Chauffeur

A peine quit­té les faubourgs de Lom Sak, la camion­nette fait demi-tour et s’en­gage dans une allée de terre. Le chauf­feur me tend son télé­phone. Traduit du thaï : “nous avons un prob­lème, il faut chang­er les roues.” Instal­lé sur un banc de morti­er peint je décap­sule un Esta-cola et prend la mesure de l’en­droit où nous avons fait arrêt. Der­rière moi, un homme fait un jeu élec­tron­ique dans une pièce qui con­tient un lit d’en­fant à bar­reaux, un hamac, des éléphants en plâtre, deux pupitres pour faire école, une armoire frig­ori­fique et quelques chiens. Au-dessus, sans clients ni serveurs ni per­son­ne, le Micro-café, salle de bam­bous aux couleurs chaudes, avec per­co­la­teur et stores jaunes. Sur la droite, les garag­istes s’af­fairent. Ils changent en effet les roues, mais on croirait une scène arrangée. Car ils manient le cric au pied d’une façade où l’on voit plus de cent jantes bril­lant comme un éta­lage de mon­tres. Là-dessus déboule un ado­les­cent à bort d’une Maz­da cus­tomisée. Jaune, plate, elle ressem­ble à un Petit-beurre. La tôle du capot est découpée, le moteur trem­ble à l’air libre.

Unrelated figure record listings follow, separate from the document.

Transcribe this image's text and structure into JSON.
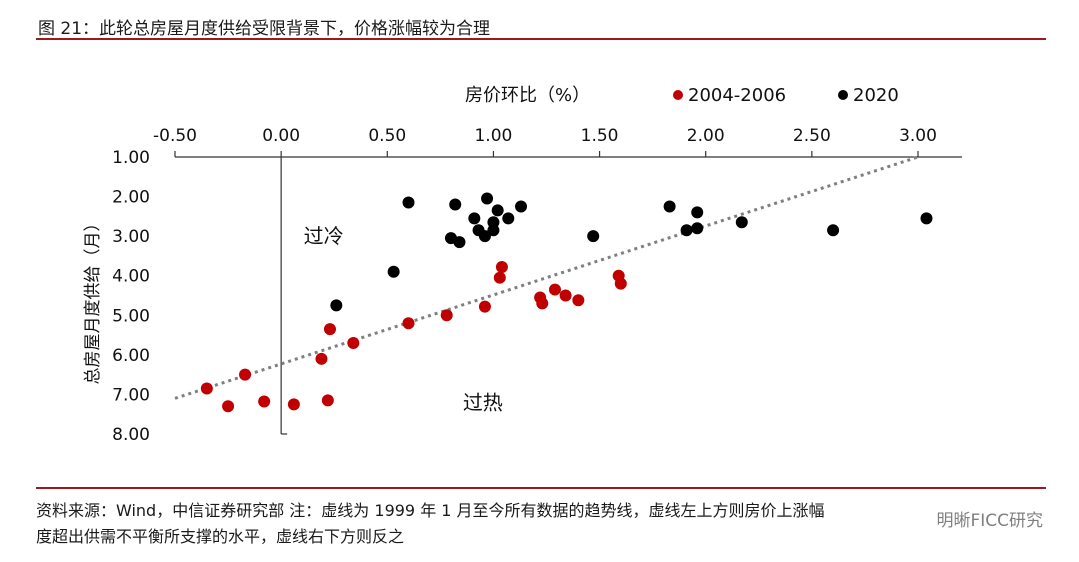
{
  "figure": {
    "title": "图 21：此轮总房屋月度供给受限背景下，价格涨幅较为合理"
  },
  "note": {
    "line1": "资料来源：Wind，中信证券研究部   注：虚线为 1999 年 1 月至今所有数据的趋势线，虚线左上方则房价上涨幅",
    "line2": "度超出供需不平衡所支撑的水平，虚线右下方则反之"
  },
  "watermark": "明晰FICC研究",
  "chart_data": {
    "type": "scatter",
    "xlabel": "房价环比（%）",
    "ylabel": "总房屋月度供给（月）",
    "xlim": [
      -0.5,
      3.0
    ],
    "ylim": [
      1.0,
      8.0
    ],
    "y_reversed": true,
    "x_axis_position": "top",
    "x_ticks": [
      "-0.50",
      "0.00",
      "0.50",
      "1.00",
      "1.50",
      "2.00",
      "2.50",
      "3.00"
    ],
    "y_ticks": [
      "1.00",
      "2.00",
      "3.00",
      "4.00",
      "5.00",
      "6.00",
      "7.00",
      "8.00"
    ],
    "legend_placement": "top-right",
    "grid": false,
    "annotations": [
      {
        "text": "过冷",
        "x": 0.2,
        "y": 3.0
      },
      {
        "text": "过热",
        "x": 0.95,
        "y": 7.2
      }
    ],
    "trendline": {
      "style": "dotted",
      "color": "#7f7f7f",
      "from": [
        -0.5,
        7.1
      ],
      "to": [
        3.0,
        1.0
      ]
    },
    "series": [
      {
        "name": "2004-2006",
        "color": "#c00000",
        "points": [
          [
            -0.35,
            6.85
          ],
          [
            -0.25,
            7.3
          ],
          [
            -0.17,
            6.5
          ],
          [
            -0.08,
            7.18
          ],
          [
            0.06,
            7.25
          ],
          [
            0.19,
            6.1
          ],
          [
            0.22,
            7.15
          ],
          [
            0.23,
            5.35
          ],
          [
            0.34,
            5.7
          ],
          [
            0.6,
            5.2
          ],
          [
            0.78,
            5.0
          ],
          [
            0.96,
            4.78
          ],
          [
            1.03,
            4.05
          ],
          [
            1.04,
            3.78
          ],
          [
            1.22,
            4.55
          ],
          [
            1.23,
            4.7
          ],
          [
            1.29,
            4.35
          ],
          [
            1.34,
            4.5
          ],
          [
            1.4,
            4.62
          ],
          [
            1.59,
            4.0
          ],
          [
            1.6,
            4.2
          ]
        ]
      },
      {
        "name": "2020",
        "color": "#000000",
        "points": [
          [
            0.26,
            4.75
          ],
          [
            0.53,
            3.9
          ],
          [
            0.6,
            2.15
          ],
          [
            0.8,
            3.05
          ],
          [
            0.82,
            2.2
          ],
          [
            0.84,
            3.15
          ],
          [
            0.91,
            2.55
          ],
          [
            0.93,
            2.85
          ],
          [
            0.96,
            3.0
          ],
          [
            0.97,
            2.05
          ],
          [
            1.0,
            2.65
          ],
          [
            1.0,
            2.85
          ],
          [
            1.02,
            2.35
          ],
          [
            1.07,
            2.55
          ],
          [
            1.13,
            2.25
          ],
          [
            1.47,
            3.0
          ],
          [
            1.83,
            2.25
          ],
          [
            1.91,
            2.85
          ],
          [
            1.96,
            2.8
          ],
          [
            1.96,
            2.4
          ],
          [
            2.17,
            2.65
          ],
          [
            2.6,
            2.85
          ],
          [
            3.04,
            2.55
          ]
        ]
      }
    ]
  }
}
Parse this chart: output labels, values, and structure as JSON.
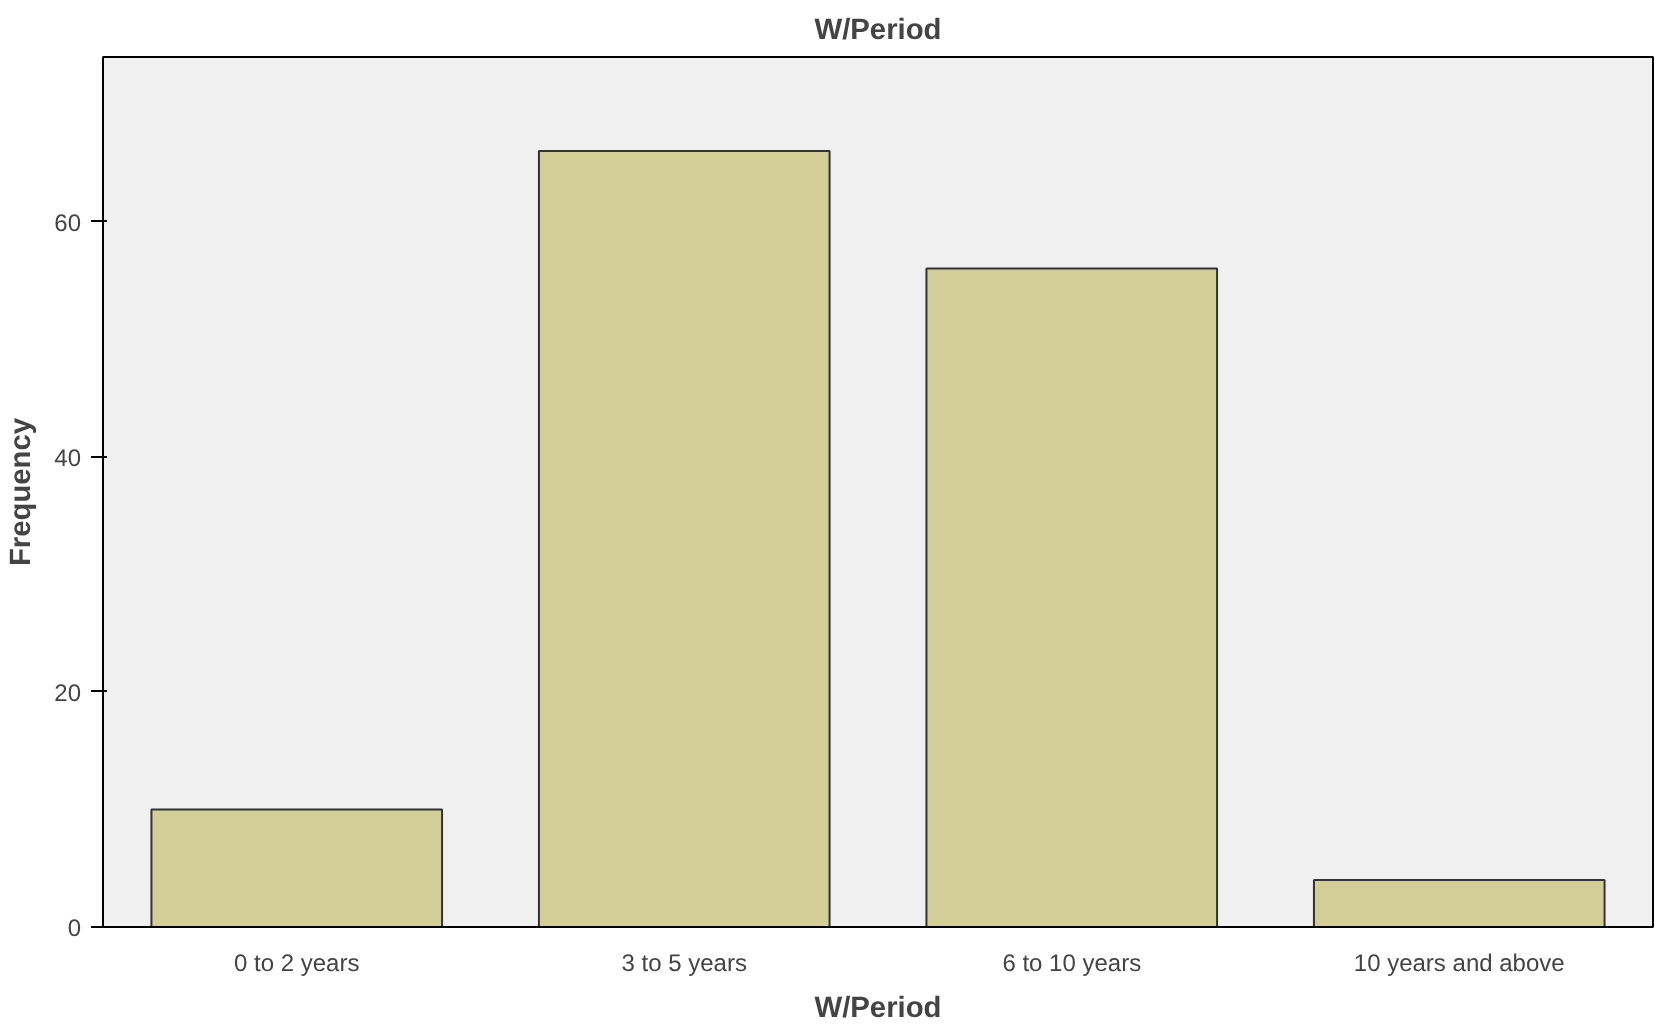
{
  "chart_data": {
    "type": "bar",
    "title": "W/Period",
    "xlabel": "W/Period",
    "ylabel": "Frequency",
    "categories": [
      "0 to 2 years",
      "3 to 5 years",
      "6 to 10 years",
      "10 years and above"
    ],
    "values": [
      10,
      66,
      56,
      4
    ],
    "color": "#d3ce97",
    "ylim": [
      0,
      74
    ],
    "yticks": [
      0,
      20,
      40,
      60
    ],
    "grid": false
  }
}
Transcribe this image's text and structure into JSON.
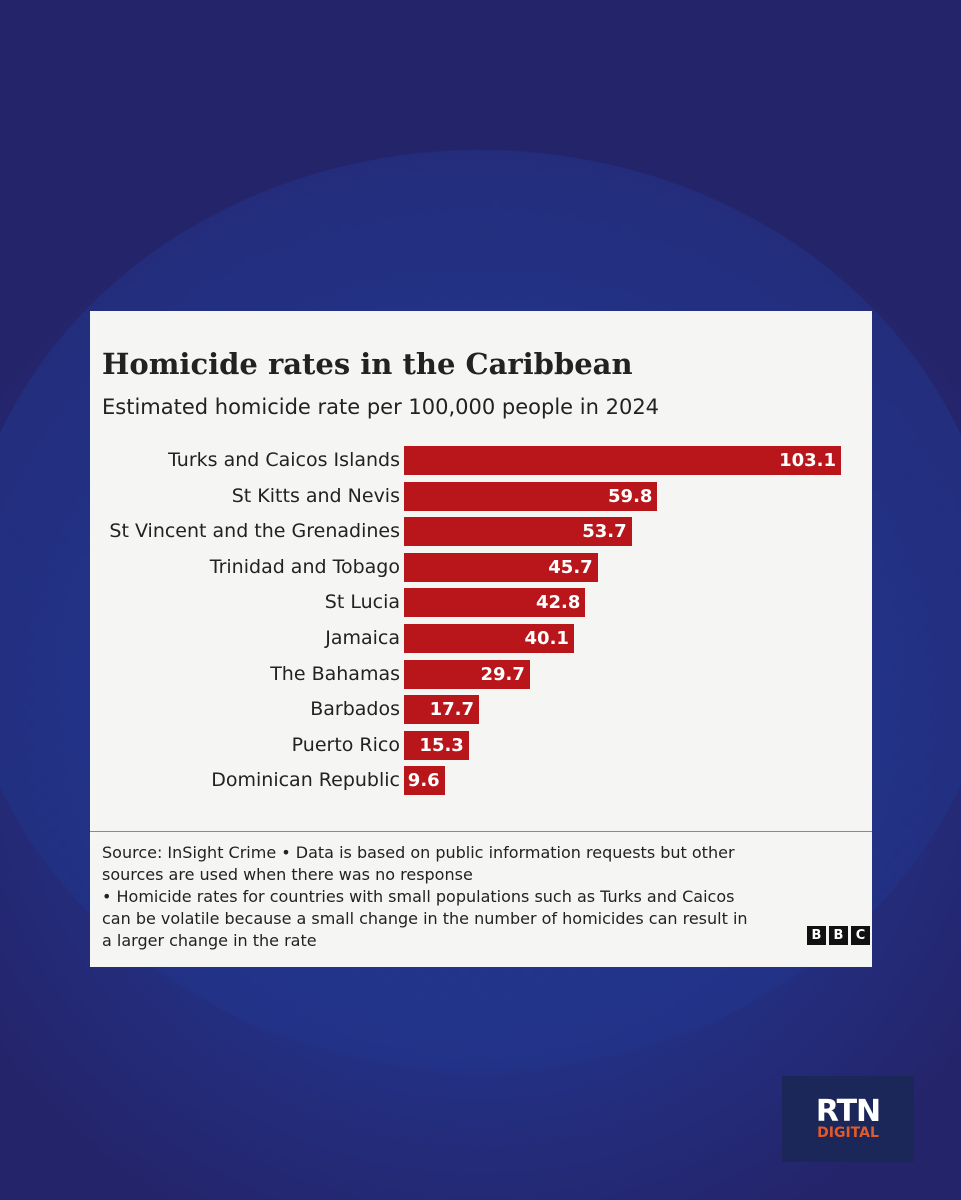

Tous se penchent sur la voiture, don­nent leur opin­ion. Le gosse repart. Coincée entre deux cocotiers, une machine démoule les pneus de notre camion­nette. Je fais quelques pas. Des coqs s’agi­tent sous des coupoles d’osier. Dans le pré traîne un bar­be­cue en métal qui per­me­t­trait de régaler tout Vidy un dimanche. Plus loin, devant une petite forêt qui sert aus­si de poubelle, je trou­ve des toi­lettes publics avec entrée Messieurs, entrée Dames, comme s’il s’agis­sait d’un endroit pub­lic et fréquen­té (pré­cisé­ment, ce que je ne com­prends pas). Enfin, sous une tente de plas­tique en lam­beaux, une pépinière, des plantes alignées avec leurs prix au cou. Je retourne m’asseoir sur le banc de morti­er. L’homme qui jouait au jeu n’a pas bougé. Si pour­tant: en mon absence, il a débar­rassé ma bouteille de Esta-cola. Arrive une autre voiture. Un 4x4 mod­èle Ranger avec pare-chocs anti-buf­fles (pas de buf­fles dans l’Isan, il doit y en avoir dans la pub­lic­ité de Ford). Saute à terre une petite femme. Sans un mot, elle se met à cueil­lir des frais­es qui poussent au sol entre des pneus lisses.